Microsoft Installer (MSI) Files
Windows Installer packages are packaged into .MSI files, which is a database file that describes the configuration settings of the application. Windows Installer runs .MSI packages natively, as it does .EXE files. Unlike EXE installations, Windows Installer installations can monitor the state of the installation and even roll it back should something go wrong. That flexibility is not afforded using traditional EXE files.
Using Active Directory and group policy, MSI files can be automatically installed on client machines when the machine boots up.
Using group policy, specified users and computers on a domain can have different applications installed. For example, if Microsoft Office has been assigned to a specific user who goes to a machine without Office installed on it, Office will automatically be installed on that machine.
Using group policy, MSI files can be either assigned to a user or computer. If the application is assigned to a computer, then the application will be installed on that computer when it reboots and will then be available to all users who are using that machine. If the application is assigned to a user, then whichever computer the user logs onto (Windows 2000/XP/2003), the application will appear to be installed. Installation will be invoked if the user attempts to open the application.
MSI files can also be published to a user on the domain. If an application is published to a user, it will appear in the Add/Remove Programs wizard. The MSI file doesn’t need to be stored on the client. Applications cannot be published to a computer.
Microsoft Transform (MST) Files
Extensive modifications to the installation process can be made using a Microsoft Transform (MST file), including many modifications that cannot be made through the Setup command line or settings file. Using MST files, applications can be installed in different ways for different users. e.g.

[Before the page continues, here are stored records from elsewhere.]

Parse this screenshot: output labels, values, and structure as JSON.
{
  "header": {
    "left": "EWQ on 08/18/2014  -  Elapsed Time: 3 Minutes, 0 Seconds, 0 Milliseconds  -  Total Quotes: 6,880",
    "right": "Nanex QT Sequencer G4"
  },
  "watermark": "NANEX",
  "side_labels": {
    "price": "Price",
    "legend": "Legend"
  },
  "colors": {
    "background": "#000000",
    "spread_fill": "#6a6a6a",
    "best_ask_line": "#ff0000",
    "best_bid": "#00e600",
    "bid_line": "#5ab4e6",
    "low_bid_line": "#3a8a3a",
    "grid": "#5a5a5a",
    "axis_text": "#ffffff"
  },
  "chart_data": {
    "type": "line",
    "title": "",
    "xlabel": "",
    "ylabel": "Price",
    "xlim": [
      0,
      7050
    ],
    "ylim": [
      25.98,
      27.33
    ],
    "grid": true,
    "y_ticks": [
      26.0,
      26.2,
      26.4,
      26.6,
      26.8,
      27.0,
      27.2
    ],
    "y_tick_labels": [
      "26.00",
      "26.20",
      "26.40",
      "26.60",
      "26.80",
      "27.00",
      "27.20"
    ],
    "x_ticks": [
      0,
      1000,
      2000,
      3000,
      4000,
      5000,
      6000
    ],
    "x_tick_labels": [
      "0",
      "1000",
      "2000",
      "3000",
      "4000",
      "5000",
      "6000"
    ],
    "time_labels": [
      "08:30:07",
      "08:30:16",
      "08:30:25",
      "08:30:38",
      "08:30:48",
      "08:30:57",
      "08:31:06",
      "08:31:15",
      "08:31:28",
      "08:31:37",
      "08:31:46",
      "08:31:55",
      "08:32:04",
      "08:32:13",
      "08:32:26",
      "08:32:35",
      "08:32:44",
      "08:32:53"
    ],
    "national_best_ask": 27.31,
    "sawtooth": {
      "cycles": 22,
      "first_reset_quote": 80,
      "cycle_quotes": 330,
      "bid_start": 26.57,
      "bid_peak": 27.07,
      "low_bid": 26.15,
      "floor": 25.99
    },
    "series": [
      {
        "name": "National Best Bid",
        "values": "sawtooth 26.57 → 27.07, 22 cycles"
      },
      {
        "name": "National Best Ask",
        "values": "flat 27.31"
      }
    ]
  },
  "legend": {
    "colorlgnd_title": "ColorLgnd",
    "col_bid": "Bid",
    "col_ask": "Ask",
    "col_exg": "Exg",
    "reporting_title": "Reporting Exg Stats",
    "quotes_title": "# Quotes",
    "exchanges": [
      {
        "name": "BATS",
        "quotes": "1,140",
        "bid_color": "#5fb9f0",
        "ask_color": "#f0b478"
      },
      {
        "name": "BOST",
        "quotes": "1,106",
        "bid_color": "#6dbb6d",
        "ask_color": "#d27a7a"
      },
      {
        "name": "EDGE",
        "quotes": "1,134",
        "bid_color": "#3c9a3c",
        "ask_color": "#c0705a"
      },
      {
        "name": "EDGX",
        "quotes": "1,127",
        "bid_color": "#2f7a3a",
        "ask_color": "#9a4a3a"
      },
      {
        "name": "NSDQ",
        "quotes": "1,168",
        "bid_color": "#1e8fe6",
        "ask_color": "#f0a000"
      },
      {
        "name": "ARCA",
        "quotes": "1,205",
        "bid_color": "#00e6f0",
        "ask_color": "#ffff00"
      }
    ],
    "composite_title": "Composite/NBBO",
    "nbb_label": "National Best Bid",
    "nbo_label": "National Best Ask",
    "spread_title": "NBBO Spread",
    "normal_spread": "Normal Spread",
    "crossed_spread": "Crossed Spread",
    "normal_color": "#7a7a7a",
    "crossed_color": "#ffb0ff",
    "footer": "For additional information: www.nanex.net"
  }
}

Office may only install with Microsoft Word for one user and Microsoft Excel for another. MST files can be published or assigned alongside MSI files to automatically customize the installation for users on the network.
For example using an MST file for Office, the following can be customized:
- Where Microsoft Office is installed
- Which Office features are installed
- Where Office shortcuts are installed
- What previous versions of Office are removed
- How Setup property values are set
Custom files and registry entries can also be added to the installation. You create a MST by using the tools provided with the software (Office Resource Kit). The Windows installer applies your changes to the Windows installer package (MSI file) before installing it.
Using .zap files is an alternative to using .msi files. Basically, a .zap file is a text file than can be used for software installation. Any text editor can be used to create a .zap file. ZAP files allow developers to package application without making large .msi files. ZAP files are also used for older applications.
Unfortunately .zap files have limitations and offer less functionality than Windows Installer files. ZAP files should only be used when there is no alternative. Note the following limitations:
- .zap files can only be published. They cannot be assigned.
- .zap files will not attempt to repair themselves if files are deleted or corrupted.
- Most .zap files require user intervention during installation.